Ticaret Bakanı Bolat:  Bu Yıl 92 Milyar Liraya Ulaşan Bir Kaçakçılık, Piyasa Dışı Yakalaması Gerçekleştirildi

Güncelleme:
Facebook'da Paylaş Twitter'da Paylaş WhatsApp'da Paylaş Google News'de Paylaş

Ticaret Bakanı Ömer Bolat, "Gümrükler, Türkiye'nin kalbidir. 640 milyar dolar mal ihracat ve ithalatı gümrüklerden geçmekte ve gümrüklerimizi otomasyon, dijitalleşme noktasında çok iyi yenilemiş durumdayız. Gümrüklerde malların geçiş, kara gümrüklerinde bekleme süresi 3,5 saate kadar düşürülmüştür. Özellikle haksız, yasa dışı ticaretle mücadele noktasında gümrük muhafaza ve kaçakçılıkla mücadele ekiplerimiz bu yıl 92 milyar liraya ulaşan bir kaçakçılık, piyasa dışı ticaret yakalaması gerçekleştirmişlerdir. Özellikle 32 tonu aşan uyuşturucu ki bunun değeri yaklaşık 42 milyar liradır; gençlerimizi, vatandaşlarımızı zehirlemelerine müsaade etmedik, yakaladık, savcılıklara verdik, adli işlemler başlatıldı ve bunları imha ettik." dedi.

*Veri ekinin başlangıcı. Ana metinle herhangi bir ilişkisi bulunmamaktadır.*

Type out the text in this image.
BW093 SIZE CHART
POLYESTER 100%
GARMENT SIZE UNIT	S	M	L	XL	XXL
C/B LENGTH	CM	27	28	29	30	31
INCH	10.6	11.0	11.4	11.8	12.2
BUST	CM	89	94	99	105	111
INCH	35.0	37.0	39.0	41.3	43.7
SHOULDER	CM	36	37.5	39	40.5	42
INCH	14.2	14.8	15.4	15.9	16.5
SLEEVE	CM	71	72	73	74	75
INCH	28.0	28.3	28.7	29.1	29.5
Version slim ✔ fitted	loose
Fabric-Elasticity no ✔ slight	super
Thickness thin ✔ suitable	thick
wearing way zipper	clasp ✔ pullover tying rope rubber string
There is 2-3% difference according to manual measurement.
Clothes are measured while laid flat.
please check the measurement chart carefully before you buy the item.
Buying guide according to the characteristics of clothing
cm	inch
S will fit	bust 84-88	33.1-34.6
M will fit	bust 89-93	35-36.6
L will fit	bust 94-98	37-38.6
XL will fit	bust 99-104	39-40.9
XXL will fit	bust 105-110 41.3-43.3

(TBMM) - Ticaret Bakanı Ömer Bolat, "Gümrükler, Türkiye'nin kalbidir. 640 milyar dolar mal ihracat ve ithalatı gümrüklerden geçmekte ve gümrüklerimizi otomasyon, dijitalleşme noktasında çok iyi yenilemiş durumdayız. Gümrüklerde malların geçiş, kara gümrüklerinde bekleme süresi 3,5 saate kadar düşürülmüştür. Özellikle haksız, yasa dışı ticaretle mücadele noktasında gümrük muhafaza ve kaçakçılıkla mücadele ekiplerimiz bu yıl 92 milyar liraya ulaşan bir kaçakçılık, piyasa dışı ticaret yakalaması gerçekleştirmişlerdir. Özellikle 32 tonu aşan uyuşturucu ki bunun değeri yaklaşık 42 milyar liradır; gençlerimizi, vatandaşlarımızı zehirlemelerine müsaade etmedik, yakaladık, savcılıklara verdik, adli işlemler başlatıldı ve bunları imha ettik." dedi.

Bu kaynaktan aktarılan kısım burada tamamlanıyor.